Ağıt
İnsan ağlamazsa ne olur? Buna cevap belki de şu olur du, “Asuman ağlamazsa ne olur!” Hiç bir canlı büyümez, toprak çöl olur, virane olur. Ağıt düştüğü yerde vicdanı ve merhameti yeşertir.
Ağladığını saklar insanlar, ayıplanır çünkü… Hatta ben asla ağlamam da derler. Ağlamayan insan, insan olur mu? Yaşayabilir mi? asla…
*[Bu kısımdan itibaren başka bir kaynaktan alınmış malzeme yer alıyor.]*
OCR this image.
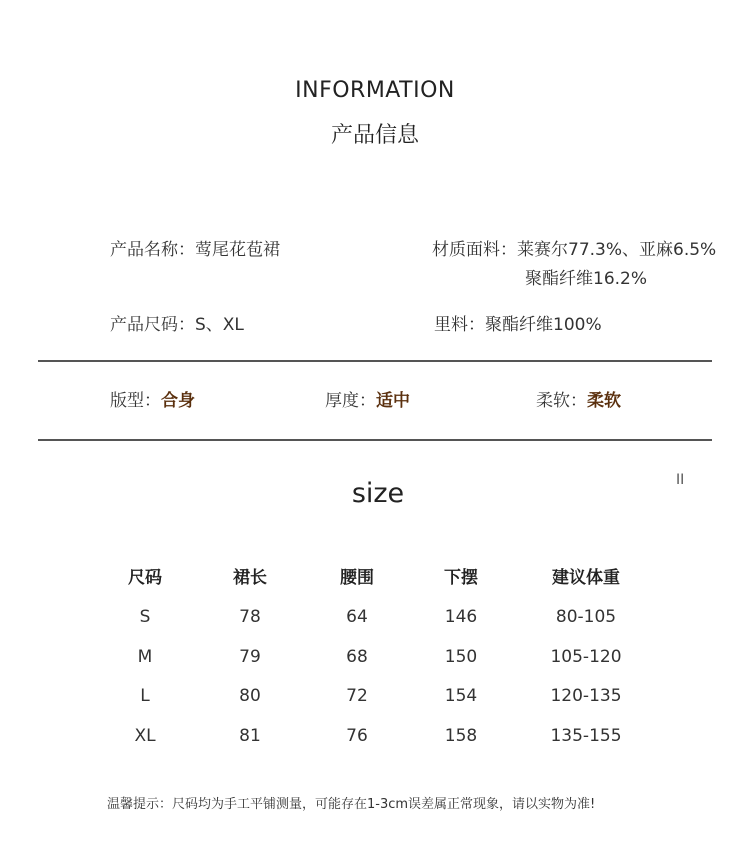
INFORMATION
产品信息
产品名称：莺尾花苞裙	材质面料：莱赛尔77.3%、亚麻6.5%
聚酯纤维16.2%
产品尺码：S、XL	里料：聚酯纤维100%
版型：合身	厚度：适中	柔软：柔软
size	II
尺码	裙长	腰围	下摆	建议体重
S	78	64	146	80-105
M	79	68	150	105-120
L	80	72	154	120-135
XL	81	76	158	135-155
温馨提示：尺码均为手工平铺测量，可能存在1-3cm误差属正常现象，请以实物为准!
Ağlayan insan da, vicdan, merhamet, aşk, sevgi… Ne olmaz ki? Cellata sorsanız, siz baba mısınız? Evladınızı idam eder misiniz? Evladınız acı çekse siz güler misiniz? der ki asla… Evladını öldürmez ama başkasını öldürmekte tereddüt etmez. Bu ölümden dolayı vicdanı sızlamaz. Evladı, eşi, ana ve babası var mı, onlar üzülür mü diye asla düşünmez. Düşünse zaten o kişiyi idam da edemez.
Hem ağlar ve hemde böyle bir işi nasıl yapabilir ki? Bu doğada aşırı yağış alan yer gibidir. Yağdıkça sel olur, büyürde büyür, hiç bir yere sığmaz… O seli zarar görmeyecek yerden seyreden, su ne güzel akıyor diye keyif alır. Oysa o sel evleri yıkmıştır, insanları sürükleyerek canından etmiştir. İdam edeninde öldürdüğünde sergilediği görüntü bunun gibidir. Acı değmeyen yerde hıçkırık olur mu?
Hıçkıra hıçkıra ağlayan kişinin etrafına vermediği zarar kalmaz. Aşırı ağlamakta başkasına zarar verir. Acımayan kalpleri acıtır. çareler aratır. Çok ağlamakta israftır, zararlıdır.
Vicdan, merhamet… Kıyaslaması yapılabilir mi? Çaresiz insan ağlar, ciğerini dağlar, böylesi rahatlar bir an. Belki bunlar kimine aşırı yapılır, kimine yapmaya gerek duyulmaz. Kalpteki yerine göre değişir derecesi. Binlerce insanı öldürüp vicdanı sızlamayan bir insan, sevdikleri öldüğünde intikam yemini yapar, ağlar, bağırır ve çağırır. Öldürdüğü kişilerin sevdiği var mı diye düşünmeyen bu insan, sevdiği öldüğünde kıyamet koparır. Bu nasıl çelişkidir, şaşılacak kadar dehşetlidir.
Bir insan diğerini öldürürken, ona merhamet etmezken ne düşünürde bunu yapılması gerektiğine inanır. Öldüğünü görmek ister, film seyreder gibi keyifle bakar. Ağlamayı, ağlayarak yüreği ferahlayan insan bunu nasıl yapar, bu görüntüden nasıl keyif alır. Şaşılacak durum budur. Demek ki ağlamak yetmiyor, insan olmak için, duygusallık için, aşk ve sevgi için… Yağmur yağmadan önce tarlaya tohum atmak gibi… O tohum insanlığın doğuşunu gerçekleştirir. Yeşertir. Yağmur, toprak ve tohum … Bu üçlü bir arada olmazsa ne vicdan ne merhamet olur ne de insanlık. Ağıt, kalp ve vicdan… Her insanda bunlar bozulmamalı.
İnsan ağlamalıdır ve ağıt kişinin insanlığını yitirmemesine sebep olmamalıdır.
Saffet Kuramaz
YORUMLAR
ağlamak.
insan ağlamayı sever mi?
ya, acı çekmek?
ağlamak zararsızdır ve insan olmanın da meali.
ve zalim insanlar bir diğerinin göz yaşıyla mutlu olurlar.
biz Allah rızası için yaşarken ağlayaran bir anlamda uzanırız o İlahi yola.
yoldan çıkmamak adına.
yolda kalmak ve vazgeçmemek.
iyi yürekli insanlar ağlar ve huzuru duyumsar.
en müthişi ise inancın eşliğinde manevi gözyaşları dökmektir.